|
Jesús, el Hijo que nos ha sido dado, es el Príncipe de Paz (ver Isa. 9:6). “Él es nuestra paz” (Efe. 2:14). Siendo que Cristo es nuestra paz, no podemos tener paz en nosotros si no la recibimos de él. ¿Has acudido a Cristo en oración para pedirle que te dé esa paz, que haga de ti un pacificador dondequiera que vayas? ¿Estás dispuesto a cumplir esa misión?
Dios quiere que sus hijos seamos pacificadores porque este mundo vive inmerso en un conflicto global, en una terrible guerra entre el bien y el mal de la cual nadie se puede librar. ¿Dónde no hay necesidad de paz? ¿Dónde no se necesitan personas que pongan paz? Dondequiera que haya alguien que no conozca a Dios, ahí se necesita un pacificador que ayude a terminar con el conflicto que hay en esa alma, a erradicar la angustia, el temor y la inseguridad. Desde este punto de vista, ser un pacificador es ser un sembrador del amor de Dios en el terreno de cada corazón humano.
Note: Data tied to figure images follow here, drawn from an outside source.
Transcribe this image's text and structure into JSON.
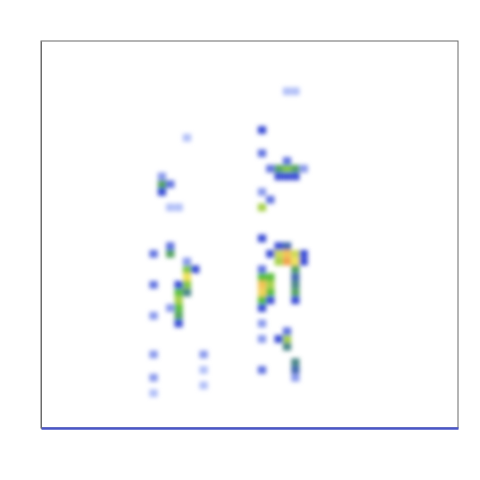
{
  "chart_data": {
    "type": "heatmap",
    "tick_labels": false,
    "xlim": [
      0,
      100
    ],
    "ylim": [
      0,
      100
    ],
    "zlim": [
      0,
      1
    ],
    "x_step": 2,
    "y_step": 2,
    "cells": [
      [
        26,
        44,
        0.25
      ],
      [
        26,
        36,
        0.25
      ],
      [
        26,
        28,
        0.2
      ],
      [
        26,
        18,
        0.2
      ],
      [
        26,
        12,
        0.2
      ],
      [
        26,
        8,
        0.15
      ],
      [
        28,
        62,
        0.45
      ],
      [
        28,
        60,
        0.3
      ],
      [
        28,
        64,
        0.2
      ],
      [
        30,
        62,
        0.25
      ],
      [
        30,
        44,
        0.45
      ],
      [
        30,
        46,
        0.25
      ],
      [
        34,
        40,
        0.55
      ],
      [
        34,
        38,
        0.7
      ],
      [
        34,
        36,
        0.55
      ],
      [
        32,
        36,
        0.3
      ],
      [
        34,
        34,
        0.4
      ],
      [
        32,
        34,
        0.5
      ],
      [
        32,
        32,
        0.6
      ],
      [
        32,
        30,
        0.5
      ],
      [
        32,
        28,
        0.45
      ],
      [
        32,
        26,
        0.3
      ],
      [
        36,
        40,
        0.3
      ],
      [
        34,
        42,
        0.2
      ],
      [
        30,
        30,
        0.2
      ],
      [
        34,
        74,
        0.15
      ],
      [
        30,
        56,
        0.15
      ],
      [
        32,
        56,
        0.15
      ],
      [
        38,
        18,
        0.2
      ],
      [
        38,
        14,
        0.15
      ],
      [
        38,
        10,
        0.15
      ],
      [
        58,
        86,
        0.15
      ],
      [
        60,
        86,
        0.15
      ],
      [
        52,
        76,
        0.3
      ],
      [
        52,
        70,
        0.25
      ],
      [
        56,
        66,
        0.45
      ],
      [
        58,
        66,
        0.55
      ],
      [
        60,
        66,
        0.45
      ],
      [
        56,
        64,
        0.3
      ],
      [
        58,
        64,
        0.3
      ],
      [
        60,
        64,
        0.3
      ],
      [
        54,
        66,
        0.25
      ],
      [
        58,
        68,
        0.25
      ],
      [
        62,
        66,
        0.2
      ],
      [
        54,
        58,
        0.25
      ],
      [
        52,
        60,
        0.2
      ],
      [
        52,
        56,
        0.6
      ],
      [
        56,
        44,
        0.65
      ],
      [
        58,
        44,
        0.8
      ],
      [
        60,
        44,
        0.65
      ],
      [
        58,
        42,
        0.9
      ],
      [
        56,
        42,
        0.6
      ],
      [
        60,
        42,
        0.7
      ],
      [
        62,
        44,
        0.3
      ],
      [
        58,
        46,
        0.35
      ],
      [
        56,
        46,
        0.3
      ],
      [
        54,
        44,
        0.3
      ],
      [
        60,
        40,
        0.45
      ],
      [
        62,
        42,
        0.3
      ],
      [
        52,
        40,
        0.25
      ],
      [
        52,
        38,
        0.5
      ],
      [
        52,
        36,
        0.8
      ],
      [
        52,
        34,
        0.75
      ],
      [
        52,
        32,
        0.5
      ],
      [
        52,
        30,
        0.3
      ],
      [
        52,
        26,
        0.2
      ],
      [
        52,
        22,
        0.2
      ],
      [
        52,
        48,
        0.3
      ],
      [
        54,
        38,
        0.5
      ],
      [
        54,
        36,
        0.6
      ],
      [
        54,
        34,
        0.5
      ],
      [
        54,
        32,
        0.3
      ],
      [
        60,
        38,
        0.35
      ],
      [
        60,
        36,
        0.4
      ],
      [
        60,
        34,
        0.45
      ],
      [
        60,
        32,
        0.3
      ],
      [
        58,
        22,
        0.6
      ],
      [
        58,
        20,
        0.4
      ],
      [
        56,
        22,
        0.3
      ],
      [
        58,
        24,
        0.25
      ],
      [
        60,
        16,
        0.4
      ],
      [
        60,
        14,
        0.35
      ],
      [
        60,
        12,
        0.2
      ],
      [
        52,
        14,
        0.25
      ]
    ]
  }
}
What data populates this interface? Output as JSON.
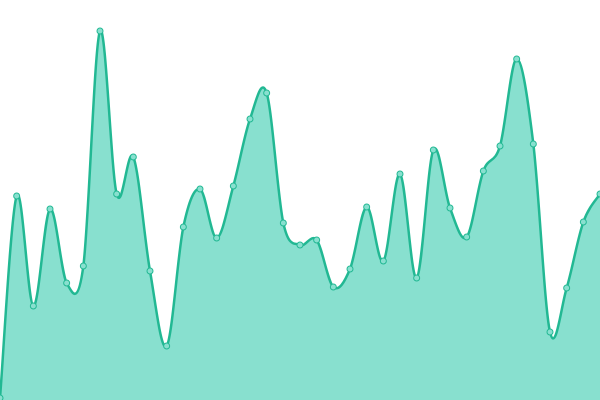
{
  "chart_data": {
    "type": "area",
    "categories": [
      null,
      null,
      null,
      null,
      null,
      null,
      null,
      null,
      null,
      null,
      null,
      null,
      null,
      null,
      null,
      null,
      null,
      null,
      null,
      null,
      null,
      null,
      null,
      null,
      null,
      null,
      null,
      null,
      null,
      null,
      null,
      null,
      null,
      null,
      null,
      null,
      null
    ],
    "values": [
      2,
      204,
      94,
      191,
      117,
      134,
      369,
      206,
      243,
      129,
      54,
      173,
      211,
      162,
      214,
      281,
      307,
      177,
      155,
      160,
      113,
      131,
      193,
      139,
      226,
      122,
      250,
      192,
      163,
      229,
      254,
      341,
      256,
      68,
      112,
      178,
      206
    ],
    "color": "#22b893",
    "fill": "#88e0cf",
    "ylim": [
      0,
      400
    ]
  }
}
Jesús les dijo a sus discípulos antes de irse: “La paz os dejo, mi paz os doy; yo no os la doy como el mundo la da. No se turbe vuestro corazón ni tenga miedo” (Juan 14:27). Con estas palabras, nos confirmó que una de las mayores evidencias de la ausencia de paz en la gente es la presencia del miedo. Es tan generalizada hoy esta realidad que se hace más esencial que nunca el llamado cristiano a ser agentes de paz mediante la extensión de la paz de Cristo. Esto no es fácil, porque convertirnos en pacificadores no significa que desaparecerán de pronto los conflictos o que a nuestro alrededor ya no habrá más guerra, sino que, en medio de las terribles situaciones que vivimos a causa de estar en un mundo en conflicto, nuestra presencia, nuestro ministerio y nuestra influencia traerán sosiego a la mente y el corazón de aquellos con quienes nos relacionamos, robándole el dominio al miedo. Lograr esto requiere ser firmes en Cristo, tener profundas creencias sobre nuestra misión, y fe para perseverar cuando parezca que la guerra se intensifica.
Si cada hijo de Dios escucha este llamado y pone en práctica esta bienaventuranza, el resultado será que la paz de Dios inundará las vidas de las personas y toda la Tierra será alumbrada con su gloria. Si prestamos atención a vivir de esta manera, nuestra paz será como un río (ver Isa. 48:18, NVI).